Violence began in early October, when striking miners running away from a rifle-toting company marshal shot and killed him. Retaliatory skirmishes between company spies, marshals and workers broke out. The company agents began a practice that they would maintain throughout the strike: armed men would ride near strikers’ tent cities, shining floodlights across the tents and firing random rifle shots indiscriminately through tent walls, constantly terrorizing strikers and their families, and occasionally killing.
Camp Beshoar
On October 18, a group of strikers had gathered outside of the Forbes tent colony to discuss what to do about the nighttime attacks. Officers gathered near them in a police car, and one amongst their number approached the workers. After speaking with the workers for a moment, the officer turned and ran towards the other officers, who commenced to open fire in an obviously planned-out maneuver. One striker, Luke Vehernic, was hit in the face and killed.
Shortly after, the company thugs and police unveiled the “Death Special,” an armored car rigged with a Gatling gun. On its first trial, company agents shot at strikers and hit a young boy in the legs. He was left in a ditch for four hours before officials allowed strikers to attend to him.
Death Special
On October 24, three strikers were shot by agents in cold blood on Seventy Street in Walsenburg, approximately 12 miles north of Trinidad. In retaliation, strikers tore out the track of the Colorado and Southern Railroad—also owned by CFI. One mine guard died in the skirmish that ensued. The same week armed strikers began to attack mines at Tabasco, Hastings, Berwind, and Delagua.
On October 28, after miners successfully turned away a Colorado & Southern train full of thugs and ammunition, Governor Ammons agreed to dispatch 1,000 National Guardsmen under General John Chase. The CFI provided the National Guard with furnished homes, cars, and free company credit. When the Guard arrived in the coalfields, however, very few workers surrendered their arms. Out of 1,200 people in the Ludlow camp, for example, only 37 men gave up their weapons.
After arriving, General Chase put in place martial law. Assembly was forbidden in streets and in public. The courts were largely relinquished of their power to try prisoners. This power now rested solely with General Chase and his army. Los Animas and Huerfano Counties now belonged to the CFI, the smaller mining companies, and their two armies—the National Guard and the company mine guards.
In November, Governor Ammons and Wilson’s Secretary of Labor, William Wilson, proposed a deal that did not address any of the grievances of the strikers, did not recognize the union, and did not include any wage increases.

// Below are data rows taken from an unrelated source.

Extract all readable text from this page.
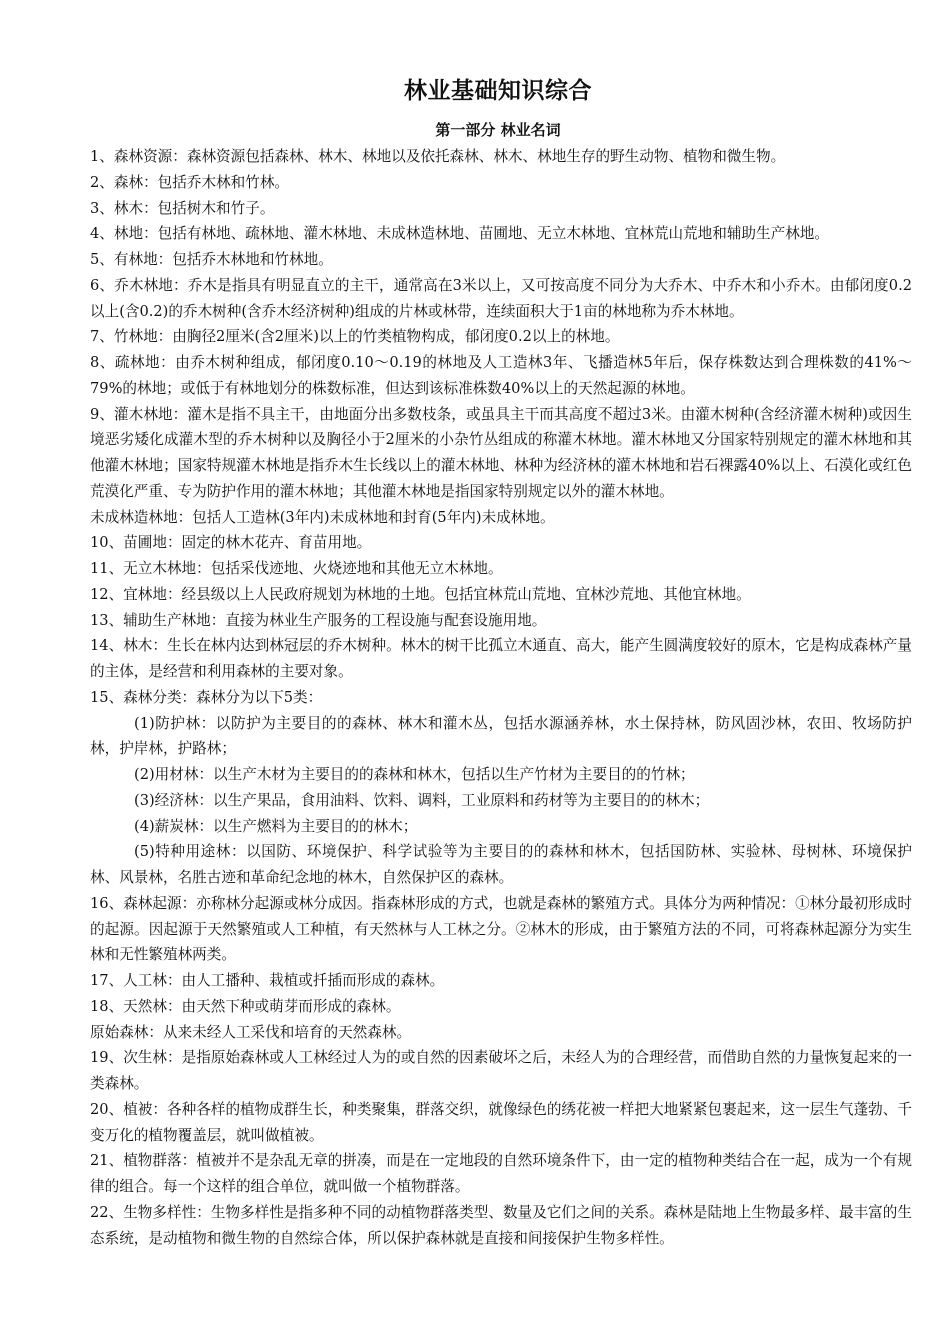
林业基础知识综合
第一部分 林业名词

1、森林资源：森林资源包括森林、林木、林地以及依托森林、林木、林地生存的野生动物、植物和微生物。

2、森林：包括乔木林和竹林。

3、林木：包括树木和竹子。

4、林地：包括有林地、疏林地、灌木林地、未成林造林地、苗圃地、无立木林地、宜林荒山荒地和辅助生产林地。

5、有林地：包括乔木林地和竹林地。

6、乔木林地：乔木是指具有明显直立的主干，通常高在3米以上，又可按高度不同分为大乔木、中乔木和小乔木。由郁闭度0.2以上(含0.2)的乔木树种(含乔木经济树种)组成的片林或林带，连续面积大于1亩的林地称为乔木林地。

7、竹林地：由胸径2厘米(含2厘米)以上的竹类植物构成，郁闭度0.2以上的林地。

8、疏林地：由乔木树种组成，郁闭度0.10～0.19的林地及人工造林3年、飞播造林5年后，保存株数达到合理株数的41%～79%的林地；或低于有林地划分的株数标准，但达到该标准株数40%以上的天然起源的林地。

9、灌木林地：灌木是指不具主干，由地面分出多数枝条，或虽具主干而其高度不超过3米。由灌木树种(含经济灌木树种)或因生境恶劣矮化成灌木型的乔木树种以及胸径小于2厘米的小杂竹丛组成的称灌木林地。灌木林地又分国家特别规定的灌木林地和其他灌木林地；国家特规灌木林地是指乔木生长线以上的灌木林地、林种为经济林的灌木林地和岩石裸露40%以上、石漠化或红色荒漠化严重、专为防护作用的灌木林地；其他灌木林地是指国家特别规定以外的灌木林地。

未成林造林地：包括人工造林(3年内)未成林地和封育(5年内)未成林地。

10、苗圃地：固定的林木花卉、育苗用地。

11、无立木林地：包括采伐迹地、火烧迹地和其他无立木林地。

12、宜林地：经县级以上人民政府规划为林地的土地。包括宜林荒山荒地、宜林沙荒地、其他宜林地。

13、辅助生产林地：直接为林业生产服务的工程设施与配套设施用地。

14、林木：生长在林内达到林冠层的乔木树种。林木的树干比孤立木通直、高大，能产生圆满度较好的原木，它是构成森林产量的主体，是经营和利用森林的主要对象。

15、森林分类：森林分为以下5类：

(1)防护林：以防护为主要目的的森林、林木和灌木丛，包括水源涵养林，水土保持林，防风固沙林，农田、牧场防护林，护岸林，护路林；

(2)用材林：以生产木材为主要目的的森林和林木，包括以生产竹材为主要目的的竹林；

(3)经济林：以生产果品，食用油料、饮料、调料，工业原料和药材等为主要目的的林木；

(4)薪炭林：以生产燃料为主要目的的林木；

(5)特种用途林：以国防、环境保护、科学试验等为主要目的的森林和林木，包括国防林、实验林、母树林、环境保护林、风景林，名胜古迹和革命纪念地的林木，自然保护区的森林。

16、森林起源：亦称林分起源或林分成因。指森林形成的方式，也就是森林的繁殖方式。具体分为两种情况：①林分最初形成时的起源。因起源于天然繁殖或人工种植，有天然林与人工林之分。②林木的形成，由于繁殖方法的不同，可将森林起源分为实生林和无性繁殖林两类。

17、人工林：由人工播种、栽植或扦插而形成的森林。

18、天然林：由天然下种或萌芽而形成的森林。

原始森林：从来未经人工采伐和培育的天然森林。

19、次生林：是指原始森林或人工林经过人为的或自然的因素破坏之后，未经人为的合理经营，而借助自然的力量恢复起来的一类森林。

20、植被：各种各样的植物成群生长，种类聚集，群落交织，就像绿色的绣花被一样把大地紧紧包裹起来，这一层生气蓬勃、千变万化的植物覆盖层，就叫做植被。

21、植物群落：植被并不是杂乱无章的拼凑，而是在一定地段的自然环境条件下，由一定的植物种类结合在一起，成为一个有规律的组合。每一个这样的组合单位，就叫做一个植物群落。

22、生物多样性：生物多样性是指多种不同的动植物群落类型、数量及它们之间的关系。森林是陆地上生物最多样、最丰富的生态系统，是动植物和微生物的自然综合体，所以保护森林就是直接和间接保护生物多样性。
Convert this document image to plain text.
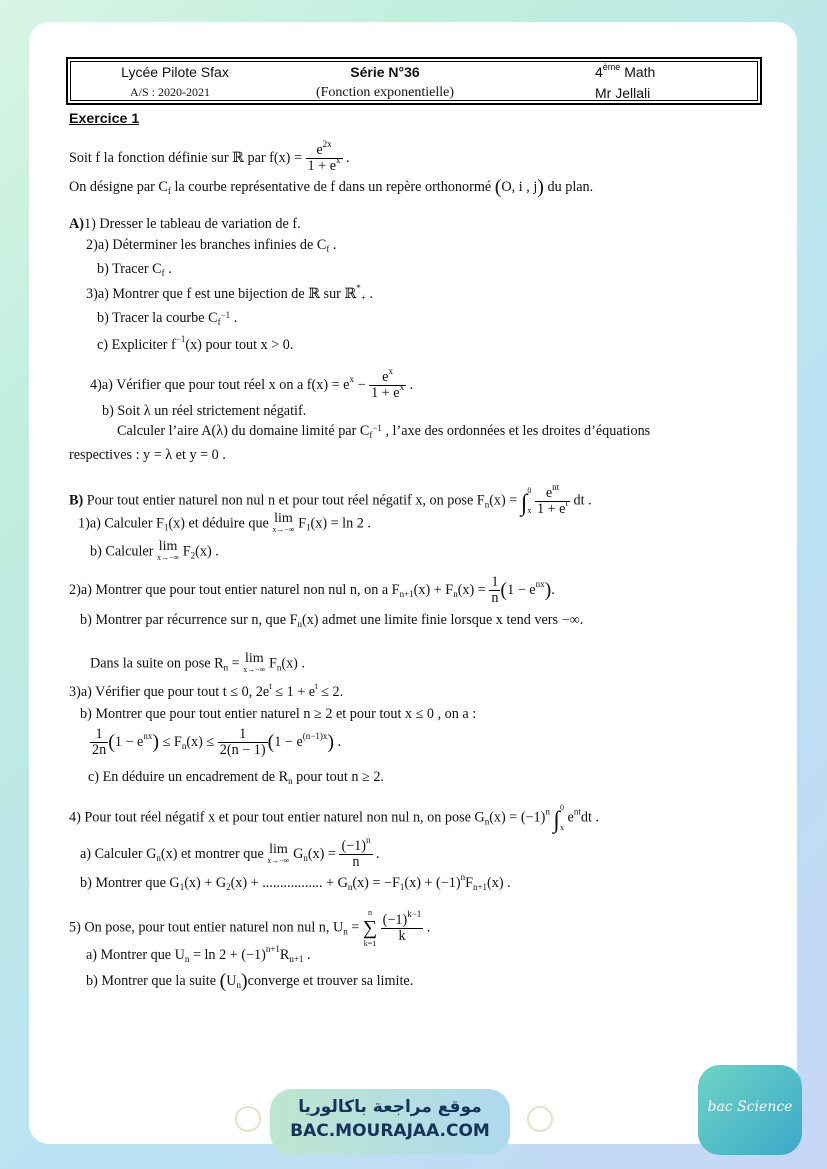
Lycée Pilote Sfax
A/S : 2020-2021
Série N°36
(Fonction exponentielle)
4ème Math
Mr Jellali
Exercice 1
Soit f la fonction définie sur ℝ par $f(x) = \frac{e^{2x}}{1 + e^x}$ .
On désigne par $C_f$ la courbe représentative de f dans un repère orthonormé (O, i , j) du plan.
A)1) Dresser le tableau de variation de f.
2)a) Déterminer les branches infinies de $C_f$ .
b) Tracer $C_f$ .
3)a) Montrer que f est une bijection de ℝ sur ℝ*$_+$ .
b) Tracer la courbe $C_{f^{-1}}$ .
c) Expliciter $f^{-1}(x)$ pour tout x > 0.
4)a) Vérifier que pour tout réel x on a $f(x) = e^x - \frac{e^x}{1 + e^x}$ .
b) Soit λ un réel strictement négatif.
Calculer l’aire A(λ) du domaine limité par $C_{f^{-1}}$ , l’axe des ordonnées et les droites d’équations
respectives : y = λ et y = 0 .
B) Pour tout entier naturel non nul n et pour tout réel négatif x, on pose $F_n(x)$ = ∫ 0
x
$\frac{e^{nt}}{1 + e^t}$ dt .
1)a) Calculer $F_1(x)$ et déduire que lim
x→−∞ $F_1(x) = \ln 2$ .
b) Calculer lim
x→−∞ $F_2(x)$ .
2)a) Montrer que pour tout entier naturel non nul n, on a $F_{n+1}(x) + F_n(x) = \frac{1}{n} (1 - e^{nx})$.
b) Montrer par récurrence sur n, que $F_n(x)$ admet une limite finie lorsque x tend vers −∞.
Dans la suite on pose $R_n = \lim$
x→−∞ $F_n(x)$ .
3)a) Vérifier que pour tout t ≤ 0, $2e^t \le 1 + e^t \le 2$.
b) Montrer que pour tout entier naturel n ≥ 2 et pour tout x ≤ 0 , on a :
$\frac{1}{2n} (1 - e^{nx}) \le F_n(x) \le \frac{1}{2(n - 1)} (1 - e^{(n-1)x})$ .
c) En déduire un encadrement de $R_n$ pour tout n ≥ 2.
4) Pour tout réel négatif x et pour tout entier naturel non nul n, on pose $G_n(x) = (-1)^n$ ∫ 0
x
$e^{nt}dt$ .
a) Calculer $G_n(x)$ et montrer que lim
x→−∞ $G_n(x) = \frac{(-1)^n}{n}$ .
b) Montrer que $G_1(x) + G_2(x)$ + ................. + $G_n(x) = -F_1(x) + (-1)^nF_{n+1}(x)$ .
5) On pose, pour tout entier naturel non nul n, $U_n = n$
∑
$k=1 \frac{(-1)^{k-1}}{k}$ .
a) Montrer que $U_n = \ln 2 + (-1)^{n+1}R_{n+1}$ .
b) Montrer que la suite $(U_n)converge$ et trouver sa limite.
موقع مراجعة باكالوريا
BAC.MOURAJAA.COM
bac Science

The strikers rejected the measure overwhelmingly, despite the freezing cold temperatures and the constant terrorism by company thugs, Death Special and the National Guard.
Mother Jones—then a frail but fierce 82 years old—returned to Trinidad to support the striking workers. Immediately, on January 4, 1914 National Guardsmen arrested the old woman and sent her on a train back to Denver. One week later Jones returned and was promptly put under arrest at San Rafael Hospital.
On January 21, hundreds of local women—some strikers, some supporters—marched through Trinidad in support of Mother Jones. When they turned down Main Street towards the hospital, they found that Gen. Chase had formed a cavalry blockade across the street. As troops pressed forwards against the women, Chase’s horse bumped against a young girl. The horse bucked, throwing Chase to the ground. The women roared with laughter, and the furious Chase rose and yelled for his troops to “ride down the women.” The cavalry attacked the women with their sabers and gave several deep sword cuts.